Sutton v. State

PER CURIAM.

This case involves the validity of a restitution order entered by the trial court after appellant Bernard Chalmer Sutton cut through the fence surrounding a private game preserve and shot and killed a relatively rare ten-point buck.

Sutton pled no contest to three counts, grand theft, trespassing, and injuring the fence. The trial court sentenced him to time served and probation and ordered him to pay restitution for both the fence ($1221.25) and the deer ($4000). Sutton stipulated to the award for the damaged fence; but he contested, and now appeals, having to pay restitution for the value of the deer. Sutton argues that the property owner does not have a property interest in the game on his property and has suffered no loss from his killing of the deer.

While generally a person does not have a property interest in a wild animal under the common law, there are exceptions in Florida law. For example, the legislature has made an exception for animals on private game preserves.
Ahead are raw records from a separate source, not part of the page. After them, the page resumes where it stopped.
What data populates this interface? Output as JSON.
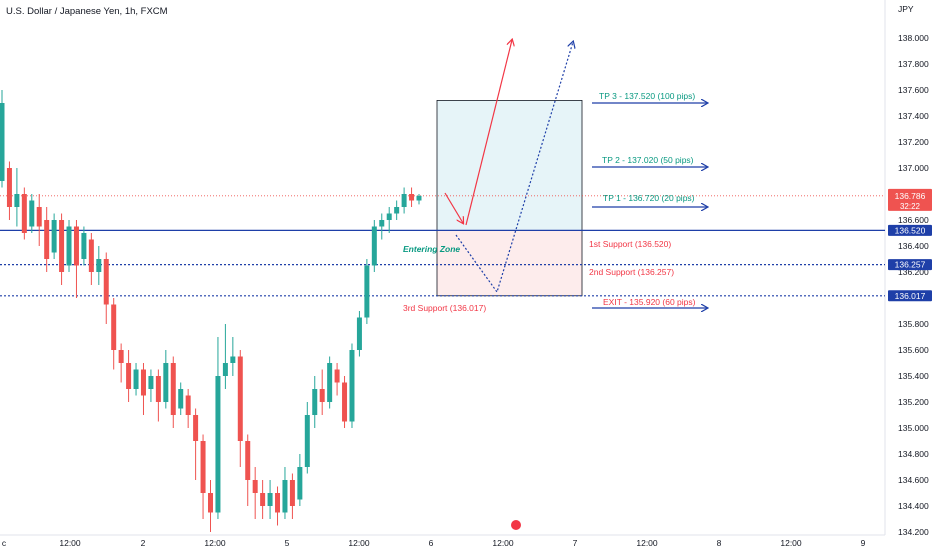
{
  "header": {
    "title": "U.S. Dollar / Japanese Yen, 1h, FXCM",
    "currency": "JPY"
  },
  "colors": {
    "up": "#26a69a",
    "down": "#ef5350",
    "blue": "#1e3fa8",
    "tp_text": "#089981",
    "support_text": "#f23645",
    "grid": "#f0f3fa"
  },
  "chart_data": {
    "type": "candlestick",
    "y_axis": {
      "range": [
        134.2,
        138.2
      ],
      "ticks": [
        "138.000",
        "137.800",
        "137.600",
        "137.400",
        "137.200",
        "137.000",
        "136.800",
        "136.600",
        "136.400",
        "136.200",
        "135.800",
        "135.600",
        "135.400",
        "135.200",
        "135.000",
        "134.800",
        "134.600",
        "134.400",
        "134.200"
      ]
    },
    "x_axis": {
      "ticks": [
        "c",
        "12:00",
        "2",
        "12:00",
        "5",
        "12:00",
        "6",
        "12:00",
        "7",
        "12:00",
        "8",
        "12:00",
        "9"
      ]
    },
    "price_labels": [
      {
        "value": "136.786",
        "sub": "32:22",
        "color": "#ef5350",
        "price": 136.786
      },
      {
        "value": "136.520",
        "color": "#1e3fa8",
        "price": 136.52
      },
      {
        "value": "136.257",
        "color": "#1e3fa8",
        "price": 136.257
      },
      {
        "value": "136.017",
        "color": "#1e3fa8",
        "price": 136.017
      }
    ],
    "candles": [
      [
        136.9,
        137.5,
        136.85,
        137.6
      ],
      [
        137.0,
        136.7,
        136.6,
        137.05
      ],
      [
        136.7,
        136.8,
        136.55,
        137.0
      ],
      [
        136.8,
        136.5,
        136.45,
        136.85
      ],
      [
        136.55,
        136.75,
        136.5,
        136.8
      ],
      [
        136.7,
        136.55,
        136.4,
        136.8
      ],
      [
        136.6,
        136.3,
        136.2,
        136.7
      ],
      [
        136.35,
        136.6,
        136.3,
        136.65
      ],
      [
        136.6,
        136.2,
        136.1,
        136.65
      ],
      [
        136.25,
        136.55,
        136.2,
        136.6
      ],
      [
        136.55,
        136.25,
        136.0,
        136.6
      ],
      [
        136.3,
        136.5,
        136.25,
        136.55
      ],
      [
        136.45,
        136.2,
        136.1,
        136.5
      ],
      [
        136.2,
        136.3,
        136.1,
        136.4
      ],
      [
        136.3,
        135.95,
        135.8,
        136.35
      ],
      [
        135.95,
        135.6,
        135.45,
        136.0
      ],
      [
        135.6,
        135.5,
        135.35,
        135.65
      ],
      [
        135.5,
        135.3,
        135.2,
        135.6
      ],
      [
        135.3,
        135.45,
        135.25,
        135.5
      ],
      [
        135.45,
        135.25,
        135.1,
        135.5
      ],
      [
        135.3,
        135.4,
        135.2,
        135.45
      ],
      [
        135.4,
        135.2,
        135.05,
        135.45
      ],
      [
        135.2,
        135.5,
        135.15,
        135.6
      ],
      [
        135.5,
        135.1,
        135.0,
        135.55
      ],
      [
        135.15,
        135.3,
        135.1,
        135.35
      ],
      [
        135.25,
        135.1,
        135.0,
        135.3
      ],
      [
        135.1,
        134.9,
        134.6,
        135.15
      ],
      [
        134.9,
        134.5,
        134.3,
        134.95
      ],
      [
        134.5,
        134.35,
        134.2,
        134.6
      ],
      [
        134.35,
        135.4,
        134.3,
        135.7
      ],
      [
        135.4,
        135.5,
        135.3,
        135.8
      ],
      [
        135.5,
        135.55,
        135.4,
        135.7
      ],
      [
        135.55,
        134.9,
        134.7,
        135.6
      ],
      [
        134.9,
        134.6,
        134.4,
        134.95
      ],
      [
        134.6,
        134.5,
        134.3,
        134.7
      ],
      [
        134.5,
        134.4,
        134.3,
        134.6
      ],
      [
        134.4,
        134.5,
        134.3,
        134.6
      ],
      [
        134.5,
        134.35,
        134.25,
        134.55
      ],
      [
        134.35,
        134.6,
        134.3,
        134.7
      ],
      [
        134.6,
        134.4,
        134.3,
        134.65
      ],
      [
        134.45,
        134.7,
        134.4,
        134.8
      ],
      [
        134.7,
        135.1,
        134.65,
        135.2
      ],
      [
        135.1,
        135.3,
        135.0,
        135.4
      ],
      [
        135.3,
        135.2,
        135.1,
        135.45
      ],
      [
        135.2,
        135.5,
        135.15,
        135.55
      ],
      [
        135.45,
        135.35,
        135.25,
        135.5
      ],
      [
        135.35,
        135.05,
        135.0,
        135.4
      ],
      [
        135.05,
        135.6,
        135.0,
        135.65
      ],
      [
        135.6,
        135.85,
        135.55,
        135.9
      ],
      [
        135.85,
        136.25,
        135.8,
        136.3
      ],
      [
        136.25,
        136.55,
        136.2,
        136.6
      ],
      [
        136.55,
        136.6,
        136.45,
        136.65
      ],
      [
        136.6,
        136.65,
        136.5,
        136.7
      ],
      [
        136.65,
        136.7,
        136.6,
        136.75
      ],
      [
        136.7,
        136.8,
        136.65,
        136.85
      ],
      [
        136.8,
        136.75,
        136.7,
        136.85
      ],
      [
        136.75,
        136.786,
        136.72,
        136.8
      ]
    ],
    "annotations": [
      {
        "text": "TP 3 - 137.520 (100 pips)",
        "color": "#089981",
        "price": 137.52
      },
      {
        "text": "TP 2 - 137.020 (50 pips)",
        "color": "#089981",
        "price": 137.02
      },
      {
        "text": "TP 1 - 136.720 (20 pips)",
        "color": "#089981",
        "price": 136.72
      },
      {
        "text": "1st Support (136.520)",
        "color": "#f23645",
        "price": 136.52
      },
      {
        "text": "2nd Support (136.257)",
        "color": "#f23645",
        "price": 136.257
      },
      {
        "text": "3rd Support (136.017)",
        "color": "#f23645",
        "price": 136.017
      },
      {
        "text": "EXIT - 135.920 (60 pips)",
        "color": "#f23645",
        "price": 135.92
      },
      {
        "text": "Entering Zone",
        "color": "#089981",
        "price": 136.4
      }
    ],
    "zones": [
      {
        "name": "target-zone",
        "top": 137.52,
        "bottom": 136.52,
        "color": "#e6f4f8"
      },
      {
        "name": "stop-zone",
        "top": 136.52,
        "bottom": 136.017,
        "color": "#fdecec"
      }
    ]
  }
}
Section 379.302(2), Florida Statutes, provides, in pertinent part:

All private game preserves or farms established under the provisions of this section shall be fenced in such manner that domestic game thereon may not escape and wild game on surrounding lands may not enter and shall be subject at any time to inspection by the Fish and Wildlife Conservation Commission, or its conservation officers. Such private preserve or farm shall be equipped and operated in such manner as to provide sufficient food and humane treatment for the game kept thereon. Game reared or produced on private game preserves and farms shall be considered domestic game and private property and may be sold or disposed of as such and shall be the subject of larceny.
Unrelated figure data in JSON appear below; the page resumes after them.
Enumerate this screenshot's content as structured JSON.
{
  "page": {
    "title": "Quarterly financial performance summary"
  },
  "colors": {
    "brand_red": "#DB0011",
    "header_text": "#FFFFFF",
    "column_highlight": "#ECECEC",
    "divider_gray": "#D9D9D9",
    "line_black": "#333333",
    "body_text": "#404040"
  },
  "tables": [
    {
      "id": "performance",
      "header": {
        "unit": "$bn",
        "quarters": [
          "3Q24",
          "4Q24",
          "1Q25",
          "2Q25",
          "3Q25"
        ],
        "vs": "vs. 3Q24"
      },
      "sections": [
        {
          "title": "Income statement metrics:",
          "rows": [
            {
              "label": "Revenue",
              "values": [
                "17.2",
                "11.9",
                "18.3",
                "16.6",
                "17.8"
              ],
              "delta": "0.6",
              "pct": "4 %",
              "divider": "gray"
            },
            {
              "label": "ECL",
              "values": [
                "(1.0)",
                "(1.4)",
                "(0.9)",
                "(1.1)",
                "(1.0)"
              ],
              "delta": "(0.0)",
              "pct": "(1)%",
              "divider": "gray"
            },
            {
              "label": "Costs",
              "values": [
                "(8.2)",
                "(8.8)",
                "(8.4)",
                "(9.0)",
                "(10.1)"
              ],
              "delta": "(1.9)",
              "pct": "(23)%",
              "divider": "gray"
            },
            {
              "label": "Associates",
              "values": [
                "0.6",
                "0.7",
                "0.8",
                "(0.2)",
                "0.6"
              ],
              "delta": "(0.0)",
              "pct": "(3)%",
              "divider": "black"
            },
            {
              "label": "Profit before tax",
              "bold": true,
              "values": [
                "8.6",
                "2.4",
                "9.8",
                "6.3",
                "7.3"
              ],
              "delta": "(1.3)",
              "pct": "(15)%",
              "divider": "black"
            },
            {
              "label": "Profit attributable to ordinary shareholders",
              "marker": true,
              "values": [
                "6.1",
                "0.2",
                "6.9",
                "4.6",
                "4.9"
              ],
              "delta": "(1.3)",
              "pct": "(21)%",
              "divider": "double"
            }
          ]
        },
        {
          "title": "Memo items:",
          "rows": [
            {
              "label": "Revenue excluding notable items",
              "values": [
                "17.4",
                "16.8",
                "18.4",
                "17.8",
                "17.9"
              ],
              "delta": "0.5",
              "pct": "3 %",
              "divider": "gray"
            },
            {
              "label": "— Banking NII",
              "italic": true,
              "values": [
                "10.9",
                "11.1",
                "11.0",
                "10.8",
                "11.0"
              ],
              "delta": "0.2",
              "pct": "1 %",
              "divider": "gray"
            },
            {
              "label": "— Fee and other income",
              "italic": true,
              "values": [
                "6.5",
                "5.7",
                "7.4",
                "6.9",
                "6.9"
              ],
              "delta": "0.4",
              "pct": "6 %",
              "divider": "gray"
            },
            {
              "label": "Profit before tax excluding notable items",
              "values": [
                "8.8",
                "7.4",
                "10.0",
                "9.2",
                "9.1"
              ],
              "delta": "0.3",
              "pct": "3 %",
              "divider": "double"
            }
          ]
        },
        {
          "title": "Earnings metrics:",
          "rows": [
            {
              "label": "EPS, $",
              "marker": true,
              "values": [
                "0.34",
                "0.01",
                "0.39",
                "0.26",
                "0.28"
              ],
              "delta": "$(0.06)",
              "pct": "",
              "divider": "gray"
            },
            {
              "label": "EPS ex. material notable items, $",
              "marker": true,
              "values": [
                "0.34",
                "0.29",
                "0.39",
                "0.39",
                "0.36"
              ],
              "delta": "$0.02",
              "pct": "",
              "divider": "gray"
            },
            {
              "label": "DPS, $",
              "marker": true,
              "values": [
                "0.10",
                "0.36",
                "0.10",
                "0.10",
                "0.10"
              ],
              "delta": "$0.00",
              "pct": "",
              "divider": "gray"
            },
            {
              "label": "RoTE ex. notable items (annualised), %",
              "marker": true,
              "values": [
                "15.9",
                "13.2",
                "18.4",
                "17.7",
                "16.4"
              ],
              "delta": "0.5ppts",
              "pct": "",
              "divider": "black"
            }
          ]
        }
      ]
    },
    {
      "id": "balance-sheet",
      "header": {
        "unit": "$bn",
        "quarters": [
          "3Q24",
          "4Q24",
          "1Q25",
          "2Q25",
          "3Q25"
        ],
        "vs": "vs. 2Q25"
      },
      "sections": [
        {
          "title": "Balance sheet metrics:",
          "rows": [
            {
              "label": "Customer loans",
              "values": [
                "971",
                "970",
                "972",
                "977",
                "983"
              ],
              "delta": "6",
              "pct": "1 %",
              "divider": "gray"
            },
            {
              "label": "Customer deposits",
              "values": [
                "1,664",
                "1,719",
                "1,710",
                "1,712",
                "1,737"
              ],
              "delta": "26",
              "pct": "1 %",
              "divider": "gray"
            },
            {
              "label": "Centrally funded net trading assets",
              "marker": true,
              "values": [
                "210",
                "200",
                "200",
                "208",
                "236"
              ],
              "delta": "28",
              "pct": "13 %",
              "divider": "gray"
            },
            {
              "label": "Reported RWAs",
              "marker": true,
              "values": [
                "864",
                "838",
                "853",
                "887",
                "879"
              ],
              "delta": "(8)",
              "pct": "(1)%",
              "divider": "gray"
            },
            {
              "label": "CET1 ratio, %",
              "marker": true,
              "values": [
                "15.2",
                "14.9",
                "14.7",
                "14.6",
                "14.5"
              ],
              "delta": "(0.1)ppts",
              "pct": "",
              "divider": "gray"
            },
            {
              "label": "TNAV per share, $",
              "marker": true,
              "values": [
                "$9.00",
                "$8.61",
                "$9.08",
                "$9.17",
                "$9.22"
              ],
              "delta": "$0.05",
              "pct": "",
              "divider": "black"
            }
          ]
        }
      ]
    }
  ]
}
§ 379.302(2), Fla. Stat. (emphasis added).

Courts in Florida likewise have recognized circumstances in which may acquire a property interest in wild animals. In State v. Lee, for example, the Florida Supreme Court focused on the relative liberty of animals:

The wild animals at large within the border of a sovereign State are owned by the State as distinguished from its proprietary capacity. These wild animals are not subject to private ownership so long as they remain wild and unconfined, but such animals become property when removed from their natural liberty and made the subject of man’s dominion. It will be observed that animals ferae naturae become property, and entitled to protection as such, when the owner has them in his actual possession, custody or control and usually this is accomplished by taming, domesticating or confining them.

41 So.2d 662, 663 (Fla.1949). See also Tomblin v. State, 616 So.2d 1209, 1211 n. 3 (Fla. 2d DCA 1993) (recognizing that while generally deer are considered wild animals, those raised on “deer ranches” may qualify as domesticated animals).

This case involves the killing of a ten-point buck on a licensed, private game reserve. The property was enclosed by an eight-foot fence and the owner supplied the animals with thousands of pounds of deer chow each year. Sutton only accessed the property by destroying a section of the fence, or these reasons, we find no error in the trial court’s decision to order restitution for Sutton’s killing of the *455deer on the grounds of the private game reserve.

The State concedes, however, that the value of the restitution ordered by the trial court was based on improper hearsay evidence and that we should remand for a new restitution hearing to establish' the value of the poached deer.

Accordingly, we REVERSE the restitution insofar as it orders appellant to pay $4000 as restitution for the deer and REMAND for a new hearing to determine the amount of restitution to be paid for the deer. In all other respects the restitution order is AFFIRMED.

LEWIS, C.J., MARSTILLER, and OSTERHAUS, JJ., concur.